Paesi in conflitto o in via di transizione: questo il tema centrale della Giornata mondiale della libertà di stampa, proclamata dall’Assemblea generale delle Nazioni Unite, che si celebra oggi in tutti gli Stati Membri dell’ Unesco.
A cura di amismp/misna Ogni anno, il 3 maggio è un’occasione per ricordare i principi fondamentali della libertà di stampa, valutare l’effettiva libertà dei mezzi di comunicazione in tutto il mondo, difendere i media dagli attacchi alla loro indipendenza e pagare il tributo ai giornalisti che hanno perso la vita nell’esercizio della loro professione.
Ma è anche un’occasione per informare il pubblico delle violazioni della libertà di stampa che purtroppo ancora si verificano; in dozzine di Paesi si censura la stampa e editori e giornalisti vengono minacciati, arrestati o addirittura uccisi.
Nei Paesi in guerra, la mancanza di fonti di informazione credibili può seriamente aumentare il sentimento di insicurezza della popolazione, può esasperare paura e frustrazioni.
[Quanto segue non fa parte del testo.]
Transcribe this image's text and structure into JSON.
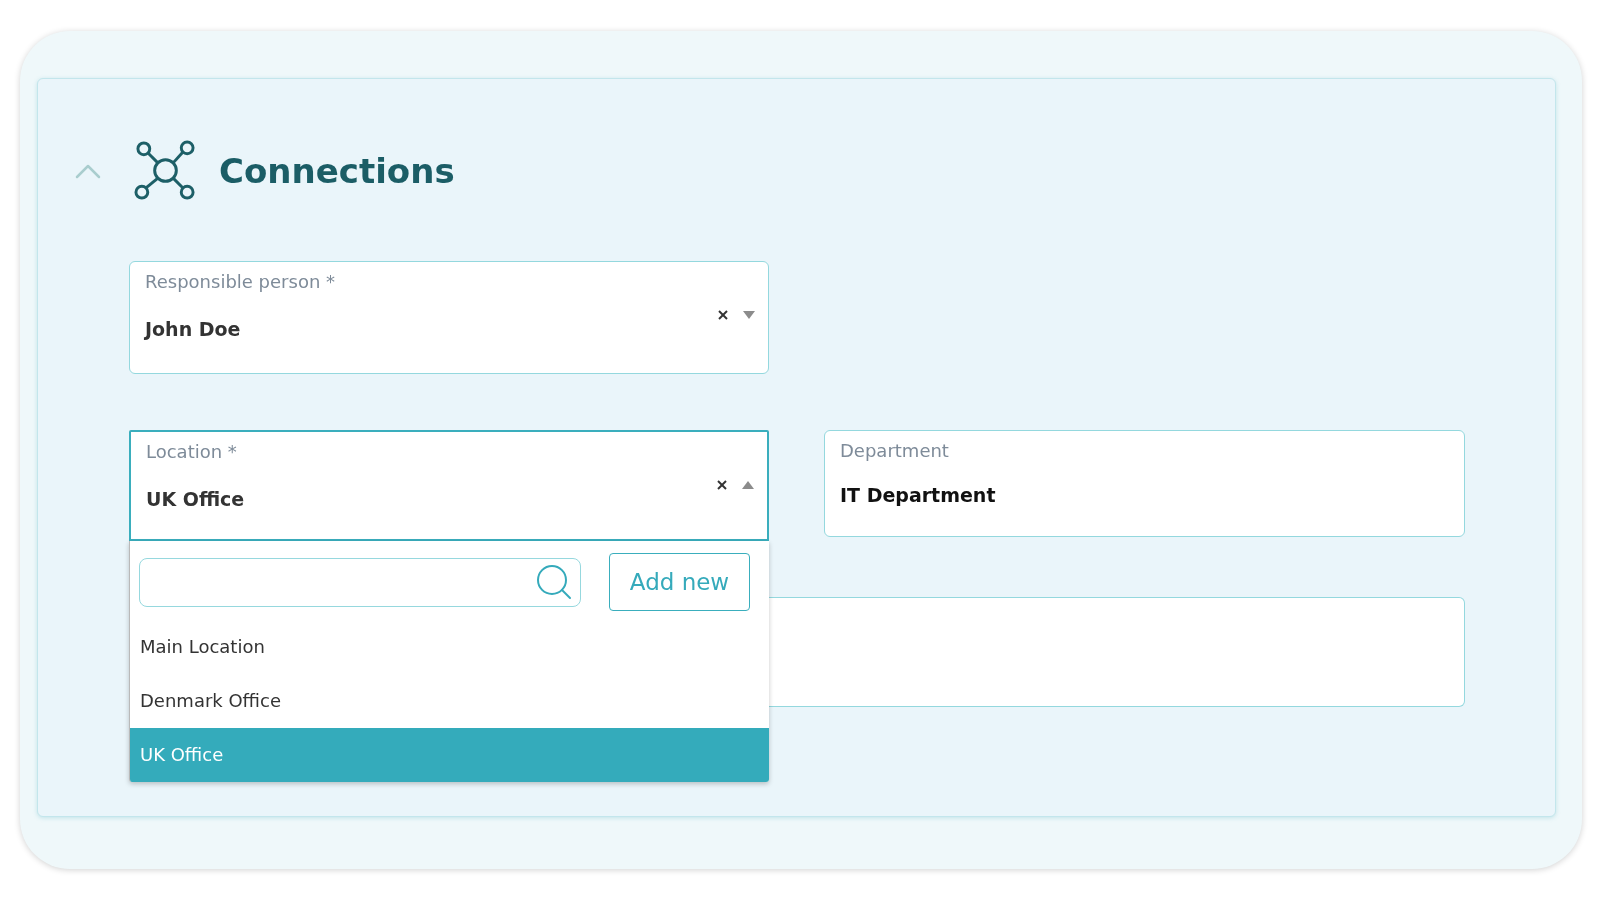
{
  "section": {
    "title": "Connections",
    "expanded": true
  },
  "fields": [
    {
      "kind": "select",
      "label": "Responsible person *",
      "value": "John Doe",
      "open": false
    },
    {
      "kind": "select",
      "label": "Location *",
      "value": "UK Office",
      "open": true,
      "dropdown": {
        "add_button": "Add new",
        "options": [
          {
            "label": "Main Location",
            "selected": false
          },
          {
            "label": "Denmark Office",
            "selected": false
          },
          {
            "label": "UK Office",
            "selected": true
          }
        ]
      }
    },
    {
      "kind": "text",
      "label": "Department",
      "value": "IT Department"
    },
    {
      "kind": "text"
    }
  ]
}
Al contrario, la loro presenza può favorire la riconciliazione e la gestione del conflitto a lungo termine.

In Italia, un incontro-dibattito dedicato al tema ‘La libertà di stampa tra guerra e pace’ si terrà a Roma presso la Facoltà di scienze politiche, dell’Università ‘La Sapienza’.
Altre manifestazioni sono previste a Milano e a Catania. Nella stessa giornata si terra a Belgrado la cerimonia di premiazione del riconoscimento intitolato a Guillermo Cano, giornalista colombiano assassinato nel 1987 per aver denunciato le attività illecite di alcuni politici legati ai potenti commercianti di droga nel suo Paese. Quest’anno una giuria internazionale presieduta dal giamaicano Oliver Clarke ha assegnato il Premio al giornalista cubano Raul Rivero Castañeda, attualmente detenuto nel carcere di Ciego de Avila, a circa 500 chilometri dall’Avana, per il suo “impegno tenace e coraggioso a favore dell’informazione indipendente.